Klar ist das Herrchen in der Verantwortung Entscheidungen zu treffen. Aber wenn man in einer Partnerschaft zusammen lebt. Einen gemeinsamen Hausstand hat, evtl oder ziemlich sicher , die Kinder gemeinsam versorgt und ein weiterer kleiner Mensch im Anmarsch ist, verstehe ich nicht, warum man genau beim Hund einen Cut macht.
Auch wenn man den Hund selbst nicht tragen kann, es gibt Tragegeschirre, Rucksäcke....Taschen....
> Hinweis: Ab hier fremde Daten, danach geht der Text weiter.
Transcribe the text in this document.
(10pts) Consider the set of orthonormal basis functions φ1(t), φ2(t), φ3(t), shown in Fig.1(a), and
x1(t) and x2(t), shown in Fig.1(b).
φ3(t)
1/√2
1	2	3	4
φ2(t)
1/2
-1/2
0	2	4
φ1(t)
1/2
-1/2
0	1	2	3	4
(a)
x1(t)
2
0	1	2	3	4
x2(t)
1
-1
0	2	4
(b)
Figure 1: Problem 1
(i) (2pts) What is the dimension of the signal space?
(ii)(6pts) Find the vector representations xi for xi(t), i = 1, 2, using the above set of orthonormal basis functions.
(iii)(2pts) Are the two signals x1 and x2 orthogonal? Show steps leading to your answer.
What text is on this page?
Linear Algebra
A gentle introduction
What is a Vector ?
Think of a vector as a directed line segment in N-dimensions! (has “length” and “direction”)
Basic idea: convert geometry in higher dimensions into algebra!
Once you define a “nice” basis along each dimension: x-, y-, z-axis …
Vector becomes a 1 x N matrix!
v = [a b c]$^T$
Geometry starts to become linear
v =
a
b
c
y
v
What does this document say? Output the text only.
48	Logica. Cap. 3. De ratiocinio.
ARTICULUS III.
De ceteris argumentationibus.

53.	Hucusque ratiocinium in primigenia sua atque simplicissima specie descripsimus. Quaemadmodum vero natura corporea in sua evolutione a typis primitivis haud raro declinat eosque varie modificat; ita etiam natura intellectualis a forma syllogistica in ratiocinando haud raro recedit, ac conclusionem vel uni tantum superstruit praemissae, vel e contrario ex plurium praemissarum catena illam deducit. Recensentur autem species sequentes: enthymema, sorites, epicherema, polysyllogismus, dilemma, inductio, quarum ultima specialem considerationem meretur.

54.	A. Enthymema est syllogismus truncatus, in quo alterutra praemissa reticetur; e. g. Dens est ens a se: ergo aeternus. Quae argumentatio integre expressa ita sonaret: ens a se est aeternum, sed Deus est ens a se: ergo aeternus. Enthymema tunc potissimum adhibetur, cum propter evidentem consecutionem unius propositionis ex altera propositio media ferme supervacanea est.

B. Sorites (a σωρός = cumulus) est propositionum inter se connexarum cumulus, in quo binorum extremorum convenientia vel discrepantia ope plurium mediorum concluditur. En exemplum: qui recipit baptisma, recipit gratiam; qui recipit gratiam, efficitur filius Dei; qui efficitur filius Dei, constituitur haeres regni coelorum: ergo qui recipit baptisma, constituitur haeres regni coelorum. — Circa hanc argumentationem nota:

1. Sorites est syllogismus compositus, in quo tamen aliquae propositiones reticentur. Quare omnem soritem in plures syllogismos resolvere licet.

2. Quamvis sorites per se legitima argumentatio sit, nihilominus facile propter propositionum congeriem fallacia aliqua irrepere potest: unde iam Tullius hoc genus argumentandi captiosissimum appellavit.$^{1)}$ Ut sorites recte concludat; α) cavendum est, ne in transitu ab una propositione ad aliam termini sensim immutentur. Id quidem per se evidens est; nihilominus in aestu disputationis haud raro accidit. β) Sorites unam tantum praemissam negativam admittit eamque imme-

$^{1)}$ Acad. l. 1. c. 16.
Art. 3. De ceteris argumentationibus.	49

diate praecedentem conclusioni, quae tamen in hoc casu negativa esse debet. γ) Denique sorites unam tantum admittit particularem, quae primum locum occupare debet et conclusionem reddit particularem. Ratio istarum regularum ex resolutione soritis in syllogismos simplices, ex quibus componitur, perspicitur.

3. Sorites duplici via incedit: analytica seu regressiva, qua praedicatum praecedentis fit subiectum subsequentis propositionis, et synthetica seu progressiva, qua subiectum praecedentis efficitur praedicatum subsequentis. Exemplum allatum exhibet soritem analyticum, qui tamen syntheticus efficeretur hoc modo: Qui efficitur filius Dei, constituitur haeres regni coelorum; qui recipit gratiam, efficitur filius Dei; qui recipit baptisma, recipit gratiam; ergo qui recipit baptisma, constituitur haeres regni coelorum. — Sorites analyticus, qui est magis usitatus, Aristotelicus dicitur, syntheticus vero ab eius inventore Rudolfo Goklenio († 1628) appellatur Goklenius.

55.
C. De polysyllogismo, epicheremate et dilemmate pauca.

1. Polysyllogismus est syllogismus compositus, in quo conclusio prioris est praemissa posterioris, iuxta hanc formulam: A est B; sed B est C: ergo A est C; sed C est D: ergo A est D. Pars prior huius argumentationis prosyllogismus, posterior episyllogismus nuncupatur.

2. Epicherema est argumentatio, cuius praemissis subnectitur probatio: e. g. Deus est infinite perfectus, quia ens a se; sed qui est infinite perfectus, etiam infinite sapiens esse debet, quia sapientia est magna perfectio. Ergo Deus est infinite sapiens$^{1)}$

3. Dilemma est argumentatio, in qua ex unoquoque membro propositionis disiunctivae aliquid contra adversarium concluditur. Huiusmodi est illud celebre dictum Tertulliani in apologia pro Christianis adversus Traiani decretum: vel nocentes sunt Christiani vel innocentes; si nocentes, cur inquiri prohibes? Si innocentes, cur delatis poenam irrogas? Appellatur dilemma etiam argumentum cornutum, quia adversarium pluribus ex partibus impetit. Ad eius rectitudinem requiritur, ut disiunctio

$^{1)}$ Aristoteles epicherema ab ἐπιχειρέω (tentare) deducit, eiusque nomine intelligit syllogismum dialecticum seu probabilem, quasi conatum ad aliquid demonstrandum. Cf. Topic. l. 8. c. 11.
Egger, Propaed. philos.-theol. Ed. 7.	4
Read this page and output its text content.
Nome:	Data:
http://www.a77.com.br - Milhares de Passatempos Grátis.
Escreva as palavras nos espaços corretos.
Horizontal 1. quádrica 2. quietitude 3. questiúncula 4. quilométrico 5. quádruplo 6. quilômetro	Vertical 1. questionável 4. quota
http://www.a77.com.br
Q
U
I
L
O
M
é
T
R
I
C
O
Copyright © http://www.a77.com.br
Für draußen gibt es Hunde Buggys.
Der Hund muss und soll ja keine Kilometer Wanderung machen, aber einfach mal draußen sein können.
Mangelnde Bewegung und mangelnde Reize, machen Gelenk und Bewegungsapparat Probleme sowie Demenz, nur schlimmer.
Wenn der Partner es aufgrund der Arbeit es gerade nicht schafft mehr als 2x Gassi zu gehen ( morgens und Abends wäre damit ja abgedeckt), dann wäre es nur 2-3 mal über den Tag nötig, den Hund nach draußen zu bringen um sich zu lösen.
Einfach zu zuschauen wie der Hund so den ganzen Tag nicht raus kommt, könnte ich nicht. Egal ob es mein Hund oder der des Partners ist. Man trägt automatisch einen Teil der Verantwortung bei einem Tier mit, wenn man gemeinsam zusammen lebt.
Für den Hund scheint sein Leben nur noch auf dem Abstellgleis stattzufinden.
Natürlich ist der Alltag mit Kindern und Haushalt anstrengend. Aber garnichts zu machen und nur den Partner zu kritisieren, der sich offenbar nicht trennen kann/will, ist auch nicht richtig.
Zumal wir hier alle nicht beurteilen können ob der Hund wirklich eingeschläfert gehört.
Denn solange die Schmerzmittel helfen, dass er sich wieder bewegen kann, sehe ich da keinen Grund.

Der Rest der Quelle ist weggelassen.